When you create a validator, it’s possible to set its withdrawal address to a BLS address, or an Ethereum address.

You can update your BLS withdrawal address to an Ethereum address after the Capella upgrade.

Determine the withdrawal address type

Prerequisites:

  • Access to the beacon node API endpoint. By default this is localhost:5051
  • Install curl and jq

The following shell script allows you to determine the withdrawal address of a given validator ID.

VALIDATOR=<VALIDATOR_INDEX> \
curl http://localhost:5051/eth/v1/beacon/states/finalized/validators/$VALIDATOR | jq '.data | .validator.withdrawal_credentials'

In the script, specify the <VALIDATOR_INDEX> (for example 1) that was provided when you joined the network. Alternatively you can specify the validator's public key.

In the output, the first 4 characters of the string, in this case 0x00, indicates the key is a BLS withdrawal key.

Update your withdrawal address

From a BLS withdrawal address to an Ethereum address

danger

Teku does not offer functionality to create a signed withdrawal credential change. Tools such as ethdo allow you to generate this signed message, which can be submitted directly to your beacon node if your REST API is active.

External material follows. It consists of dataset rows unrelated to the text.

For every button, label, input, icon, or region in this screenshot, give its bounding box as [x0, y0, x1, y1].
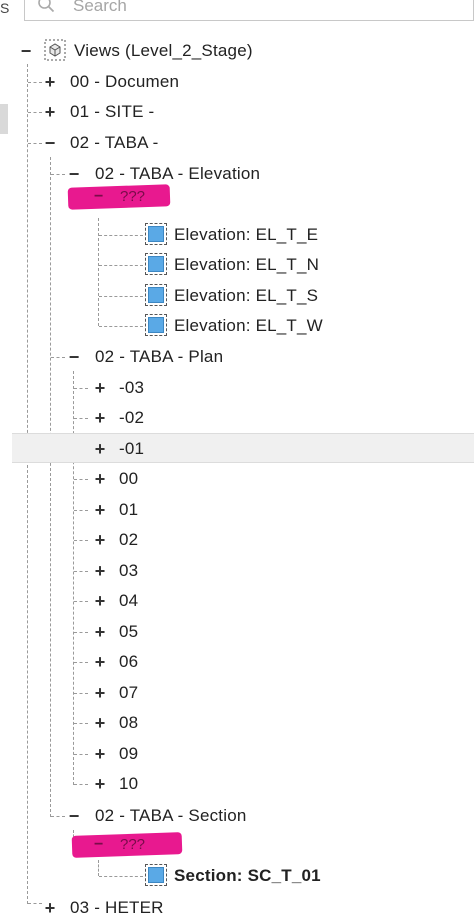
view-icon	[145, 253, 167, 275]
tree-node-label: 01	[119, 500, 139, 519]
redaction-mark: − ???	[67, 184, 171, 210]
collapse-toggle[interactable]: −	[67, 165, 81, 183]
tree-node-level[interactable]: + -03	[0, 373, 474, 403]
expand-toggle[interactable]: +	[93, 592, 107, 610]
tree-node-label: 02 - TABA -	[70, 133, 159, 152]
tree-node-label: 03	[119, 561, 139, 580]
expand-toggle[interactable]: +	[43, 103, 57, 121]
tree-node-view[interactable]: Elevation: EL_T_S	[0, 281, 474, 311]
expand-toggle[interactable]: +	[93, 531, 107, 549]
expand-toggle[interactable]: +	[93, 653, 107, 671]
tree-node-level[interactable]: + 07	[0, 678, 474, 708]
view-icon	[145, 223, 167, 245]
tree-node-level[interactable]: + 03	[0, 556, 474, 586]
expand-toggle[interactable]: +	[43, 73, 57, 91]
tree-node-label: Elevation: EL_T_S	[174, 286, 319, 305]
tree-node-level[interactable]: + 09	[0, 739, 474, 769]
tree-node-level[interactable]: + 00	[0, 464, 474, 494]
tree-node-level[interactable]: + 08	[0, 708, 474, 738]
tree-node-label: -02	[119, 408, 145, 427]
tree-node-label: 06	[119, 652, 139, 671]
tree-node-label: 05	[119, 622, 139, 641]
tree-node-label: ???	[120, 836, 146, 853]
tree-node-level[interactable]: + 01	[0, 495, 474, 525]
expand-toggle[interactable]: +	[93, 501, 107, 519]
tree-node-label: -03	[119, 378, 145, 397]
tree-node-level[interactable]: + 05	[0, 617, 474, 647]
collapse-toggle[interactable]: −	[94, 836, 103, 854]
expand-toggle[interactable]: +	[93, 379, 107, 397]
tree-node-view[interactable]: Elevation: EL_T_N	[0, 250, 474, 280]
expand-toggle[interactable]: +	[93, 714, 107, 732]
view-icon	[145, 284, 167, 306]
expand-toggle[interactable]: +	[93, 440, 107, 458]
tree-node-label: 04	[119, 591, 139, 610]
expand-toggle[interactable]: +	[93, 775, 107, 793]
tree-node-label: 02 - TABA - Plan	[95, 347, 224, 366]
expand-toggle[interactable]: +	[93, 745, 107, 763]
tree-node-label: 09	[119, 744, 139, 763]
collapse-toggle[interactable]: −	[19, 42, 33, 60]
expand-toggle[interactable]: +	[93, 623, 107, 641]
tree-node-label: ???	[120, 188, 146, 205]
collapse-toggle[interactable]: −	[43, 134, 57, 152]
tree-node-view[interactable]: Elevation: EL_T_E	[0, 220, 474, 250]
expand-toggle[interactable]: +	[93, 684, 107, 702]
expand-toggle[interactable]: +	[43, 899, 57, 917]
tree-node-label: 01 - SITE -	[70, 102, 155, 121]
highlight-scribble	[67, 184, 171, 210]
tree-node-group[interactable]: + 03 - HETER	[0, 893, 474, 923]
collapse-toggle[interactable]: −	[94, 188, 103, 206]
tree-node-group[interactable]: + 01 - SITE -	[0, 97, 474, 127]
redaction-mark: − ???	[71, 832, 183, 858]
tree-node-level[interactable]: + 04	[0, 586, 474, 616]
tree-node-label: 02 - TABA - Elevation	[95, 164, 261, 183]
view-icon	[145, 314, 167, 336]
tree-node-level[interactable]: + 10	[0, 769, 474, 799]
tree-node-view[interactable]: Section: SC_T_01	[0, 861, 474, 891]
tree-node-label: 02	[119, 530, 139, 549]
tree-node-label: Elevation: EL_T_E	[174, 225, 319, 244]
expand-toggle[interactable]: +	[93, 562, 107, 580]
expand-toggle[interactable]: +	[93, 409, 107, 427]
tree-node-section[interactable]: − 02 - TABA - Section	[0, 801, 474, 831]
collapse-toggle[interactable]: −	[67, 807, 81, 825]
tree-node-label: 07	[119, 683, 139, 702]
tree-node-label: Elevation: EL_T_W	[174, 316, 323, 335]
tree-node-label: 08	[119, 713, 139, 732]
tree-node-level-selected[interactable]: + -01	[12, 433, 474, 463]
tree-node-group[interactable]: + 00 - Documen	[0, 67, 474, 97]
tree-node-views-root[interactable]: − Views (Level_2_Stage)	[0, 36, 474, 66]
tree-node-label: 00	[119, 469, 139, 488]
tree-node-label: 10	[119, 774, 139, 793]
tree-node-label: Views (Level_2_Stage)	[74, 41, 253, 60]
tree-node-label: 02 - TABA - Section	[95, 806, 247, 825]
tree-node-level[interactable]: + -02	[0, 403, 474, 433]
views-icon	[44, 39, 66, 61]
collapse-toggle[interactable]: −	[67, 348, 81, 366]
tree-node-elevation[interactable]: − 02 - TABA - Elevation	[0, 159, 474, 189]
view-icon	[145, 864, 167, 886]
tree-node-label: 00 - Documen	[70, 72, 180, 91]
tree-node-label: 03 - HETER	[70, 898, 164, 917]
tree-node-level[interactable]: + 06	[0, 647, 474, 677]
tree-node-level[interactable]: + 02	[0, 525, 474, 555]
tree-node-plan[interactable]: − 02 - TABA - Plan	[0, 342, 474, 372]
tree-node-group[interactable]: − 02 - TABA -	[0, 128, 474, 158]
tree-node-view[interactable]: Elevation: EL_T_W	[0, 311, 474, 341]
project-browser-tree: − Views (Level_2_Stage) + 00 - Documen +…	[0, 0, 474, 917]
tree-node-label: Section: SC_T_01	[174, 866, 321, 885]
expand-toggle[interactable]: +	[93, 470, 107, 488]
tree-node-label: Elevation: EL_T_N	[174, 255, 320, 274]
tree-node-label: -01	[119, 439, 145, 458]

If your withdrawal address is a BLS key (starts with 0x00), the Capella fork provides a process to update your withdrawal address to a 0x01 withdrawal key (Ethereum address). You must have the BLS withdrawal address private key, or the seed phrase (mnemonic) to sign the request to prove that you have access to the BLS withdrawal key.

Tools such as ethdo are able to sign the request correctly, and the signed data can be submitted directly, or via your own beacon node.

Important information about changing withdrawal credentials
  • Once a validator has been updated to use a 0x01 withdrawal key (Ethereum address), it cannot be changed again.
  • Updating your withdrawal credentials is not available until the Capella fork is active.
  • Ensure you update to the expected Ethereum address because the change is permanent.

A maximum of 16 validator keys can update their withdrawal credentials per block, so the process may be congested initially. If you submit a request to update your key, and it hasn't been done in a period of time, you might consider re-submitting the request. It may take several epochs for the change to be included in a block, depending on the number of requests in the queue.

Query the bls_to_execution_changes API see if your request is still in the pool.

Update your Ethereum address

If your withdrawal credentials are set to an Ethereum address, and you wish to update it to a different address, you'll need to create a new validator key. You can exit your current validator key as a voluntary exit, and use the funds from the full withdrawal of that to create the new validator key.

The voluntary exit process takes while to complete, and the exiting validator must remain active during that time to avoid inactivity penalties.

danger

Ensure that you own the current Ethereum address before exiting, otherwise you will be unable to access your funds.